Frankreich: Annie Sasco

Try to be stubborn and keep on working, not be too discouraged when people say no. Trust that you can achieve something.

— Annie Sasco

Dr. Annie Sasco (born 1951) is a French medical doctor and renowned epidemiologist. Public Health was a vocation she chose in childhood. After medical school and public health training (two Masters degrees and a Doctorate in public health and epidemiology from Harvard), Annie pursued her research on tobacco and several cancers, which has been crucial in establishing links between smoking and breast cancer. Although her work has earned her enemies in the tobacco industry and criticism on diverse fronts, she perseveres.

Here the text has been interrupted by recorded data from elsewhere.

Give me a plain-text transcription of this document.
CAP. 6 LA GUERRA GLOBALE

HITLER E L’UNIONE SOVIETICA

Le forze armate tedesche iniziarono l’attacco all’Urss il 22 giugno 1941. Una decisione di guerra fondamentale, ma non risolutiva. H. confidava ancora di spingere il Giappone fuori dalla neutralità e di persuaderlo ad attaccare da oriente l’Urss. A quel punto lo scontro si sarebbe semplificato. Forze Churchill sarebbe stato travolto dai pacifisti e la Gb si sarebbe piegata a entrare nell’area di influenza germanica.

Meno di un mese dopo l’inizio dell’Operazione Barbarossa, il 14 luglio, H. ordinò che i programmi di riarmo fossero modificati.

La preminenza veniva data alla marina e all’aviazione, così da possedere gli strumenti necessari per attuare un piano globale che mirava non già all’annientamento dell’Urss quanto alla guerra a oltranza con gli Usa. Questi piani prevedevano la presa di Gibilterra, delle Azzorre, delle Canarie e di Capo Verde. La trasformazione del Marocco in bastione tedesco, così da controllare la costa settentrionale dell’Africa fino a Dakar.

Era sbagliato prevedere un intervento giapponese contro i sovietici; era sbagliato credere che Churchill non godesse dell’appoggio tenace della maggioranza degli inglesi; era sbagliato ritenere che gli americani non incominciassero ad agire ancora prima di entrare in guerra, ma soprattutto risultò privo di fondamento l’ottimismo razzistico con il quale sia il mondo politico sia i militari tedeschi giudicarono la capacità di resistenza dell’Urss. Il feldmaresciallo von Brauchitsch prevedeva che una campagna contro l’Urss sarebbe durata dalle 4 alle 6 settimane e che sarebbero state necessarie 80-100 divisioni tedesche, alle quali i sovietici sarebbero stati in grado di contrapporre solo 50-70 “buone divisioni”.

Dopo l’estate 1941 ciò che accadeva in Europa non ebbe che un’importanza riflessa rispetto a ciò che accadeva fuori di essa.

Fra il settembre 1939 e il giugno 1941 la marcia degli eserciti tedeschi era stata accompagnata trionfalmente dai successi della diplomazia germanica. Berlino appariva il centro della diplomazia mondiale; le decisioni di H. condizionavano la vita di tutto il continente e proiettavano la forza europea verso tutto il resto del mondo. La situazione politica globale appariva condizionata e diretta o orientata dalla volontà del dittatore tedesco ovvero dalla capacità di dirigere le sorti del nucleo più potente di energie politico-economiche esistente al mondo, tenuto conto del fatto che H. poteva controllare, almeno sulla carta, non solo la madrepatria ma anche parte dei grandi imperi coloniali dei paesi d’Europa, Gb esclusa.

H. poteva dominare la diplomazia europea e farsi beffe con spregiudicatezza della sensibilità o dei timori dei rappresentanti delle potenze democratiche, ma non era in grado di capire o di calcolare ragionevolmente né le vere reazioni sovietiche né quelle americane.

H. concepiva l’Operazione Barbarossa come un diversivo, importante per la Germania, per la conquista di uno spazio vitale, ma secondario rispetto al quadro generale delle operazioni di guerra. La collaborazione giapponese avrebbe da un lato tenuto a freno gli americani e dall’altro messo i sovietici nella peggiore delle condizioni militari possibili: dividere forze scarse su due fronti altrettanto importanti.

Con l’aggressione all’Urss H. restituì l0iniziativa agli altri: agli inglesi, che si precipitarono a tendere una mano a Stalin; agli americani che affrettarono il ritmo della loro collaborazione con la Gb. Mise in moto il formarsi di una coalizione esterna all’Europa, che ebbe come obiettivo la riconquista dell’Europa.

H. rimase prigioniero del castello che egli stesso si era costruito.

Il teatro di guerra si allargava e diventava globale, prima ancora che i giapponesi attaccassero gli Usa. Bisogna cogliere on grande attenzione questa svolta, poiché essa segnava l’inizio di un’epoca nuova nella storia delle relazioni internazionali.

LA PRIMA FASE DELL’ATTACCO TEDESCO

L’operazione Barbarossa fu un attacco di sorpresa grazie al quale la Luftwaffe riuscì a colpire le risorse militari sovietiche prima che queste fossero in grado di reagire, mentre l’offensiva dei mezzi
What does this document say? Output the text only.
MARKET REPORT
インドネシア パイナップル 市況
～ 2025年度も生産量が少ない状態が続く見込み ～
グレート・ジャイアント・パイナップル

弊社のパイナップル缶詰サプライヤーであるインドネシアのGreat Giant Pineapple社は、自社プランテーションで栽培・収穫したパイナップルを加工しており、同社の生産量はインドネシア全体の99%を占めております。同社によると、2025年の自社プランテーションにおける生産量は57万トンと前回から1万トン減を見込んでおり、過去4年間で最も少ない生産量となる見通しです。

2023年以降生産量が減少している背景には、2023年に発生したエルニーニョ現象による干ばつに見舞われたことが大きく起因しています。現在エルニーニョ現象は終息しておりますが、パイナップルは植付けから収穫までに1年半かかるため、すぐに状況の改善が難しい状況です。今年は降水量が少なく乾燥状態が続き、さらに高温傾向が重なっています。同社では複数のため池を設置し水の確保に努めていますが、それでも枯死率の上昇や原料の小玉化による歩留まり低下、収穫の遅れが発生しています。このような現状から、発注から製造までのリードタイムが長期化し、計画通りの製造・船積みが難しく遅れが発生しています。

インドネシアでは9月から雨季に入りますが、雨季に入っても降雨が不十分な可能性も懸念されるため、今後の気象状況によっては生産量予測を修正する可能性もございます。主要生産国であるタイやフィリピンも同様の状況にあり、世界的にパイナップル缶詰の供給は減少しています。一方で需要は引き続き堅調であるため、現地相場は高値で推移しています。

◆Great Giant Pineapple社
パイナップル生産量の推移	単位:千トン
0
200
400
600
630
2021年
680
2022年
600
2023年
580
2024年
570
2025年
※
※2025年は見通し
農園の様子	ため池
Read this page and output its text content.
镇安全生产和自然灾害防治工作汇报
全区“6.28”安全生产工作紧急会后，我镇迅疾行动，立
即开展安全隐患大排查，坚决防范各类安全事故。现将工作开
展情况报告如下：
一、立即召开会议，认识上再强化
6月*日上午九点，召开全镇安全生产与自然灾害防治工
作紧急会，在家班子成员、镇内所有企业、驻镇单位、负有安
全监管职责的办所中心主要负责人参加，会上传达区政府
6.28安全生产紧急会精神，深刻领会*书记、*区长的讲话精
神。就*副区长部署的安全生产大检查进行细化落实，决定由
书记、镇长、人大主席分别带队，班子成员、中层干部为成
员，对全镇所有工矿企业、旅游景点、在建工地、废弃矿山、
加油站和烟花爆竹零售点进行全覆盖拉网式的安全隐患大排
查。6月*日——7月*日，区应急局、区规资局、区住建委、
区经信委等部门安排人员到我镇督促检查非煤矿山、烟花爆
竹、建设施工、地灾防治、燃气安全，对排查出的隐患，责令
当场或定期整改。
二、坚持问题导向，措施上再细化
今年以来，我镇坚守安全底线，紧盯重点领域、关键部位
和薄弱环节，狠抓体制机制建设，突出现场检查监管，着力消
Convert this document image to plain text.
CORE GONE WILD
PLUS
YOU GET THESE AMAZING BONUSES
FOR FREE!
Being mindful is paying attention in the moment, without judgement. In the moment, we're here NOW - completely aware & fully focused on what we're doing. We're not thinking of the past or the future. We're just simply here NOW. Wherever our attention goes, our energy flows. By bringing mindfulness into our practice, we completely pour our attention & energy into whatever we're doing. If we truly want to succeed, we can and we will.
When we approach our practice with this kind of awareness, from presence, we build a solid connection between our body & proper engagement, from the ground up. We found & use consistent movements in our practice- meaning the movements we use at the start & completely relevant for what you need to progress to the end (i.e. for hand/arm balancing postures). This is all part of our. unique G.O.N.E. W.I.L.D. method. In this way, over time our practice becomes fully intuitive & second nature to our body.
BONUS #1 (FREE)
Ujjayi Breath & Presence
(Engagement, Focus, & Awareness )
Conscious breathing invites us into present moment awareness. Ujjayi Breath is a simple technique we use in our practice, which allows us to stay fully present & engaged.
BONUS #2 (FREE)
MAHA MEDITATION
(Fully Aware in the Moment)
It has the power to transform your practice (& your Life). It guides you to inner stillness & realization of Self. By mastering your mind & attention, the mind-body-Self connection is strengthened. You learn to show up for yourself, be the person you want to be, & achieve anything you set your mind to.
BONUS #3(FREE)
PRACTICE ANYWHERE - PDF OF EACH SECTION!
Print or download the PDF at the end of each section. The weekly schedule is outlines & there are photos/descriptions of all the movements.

Annie Sasco grew up in a traditional Basque family where she began her struggle demonstrating that women may be "at least as good as men though they do not receive equal recognition in many parts of the world, including France." At the age of four, she knew she wanted to be a doctor. By the time she was twelve, her sights were set: she would work with the World Health Organization. Annie's aim was to help the greatest number of people possible, all over the world, which she has indeed achieved, though at considerable personal costs. "[Not going into clinical practice] was a difficult choice as I missed out on rewards coming from satisfied patients. I still do. Statistics do not have that warm feeling." She is a co-founder of a Fair Trade café in France, and remains active in the school community, having recently supervised an extensive research program on adolescents and smoking. She strongly identifies with women’s issues, especially as her research, centered on breast cancer, requires sensitivity to women’s concerns. The facts motivating Annie are straightforward: ten million new cancer cases each year. Annie's tactic is to make information clear, and bring science home to government organizations and a wide public. She has no fear of transgressing borders, those between science and clinical work, or between the general population and information. As she puts it, she is a kind of translator. But she treads that fine line with difficulty: fellow scientists criticize her for being too close to activists, while activists rebuke her for being too traditional and not close enough to their projects! Information, or conveying knowledge about epidemiology is the means of translating science into prevention. There is a clear need for Annie's work in both China and on the African continent, where cigarette sales are on the increase.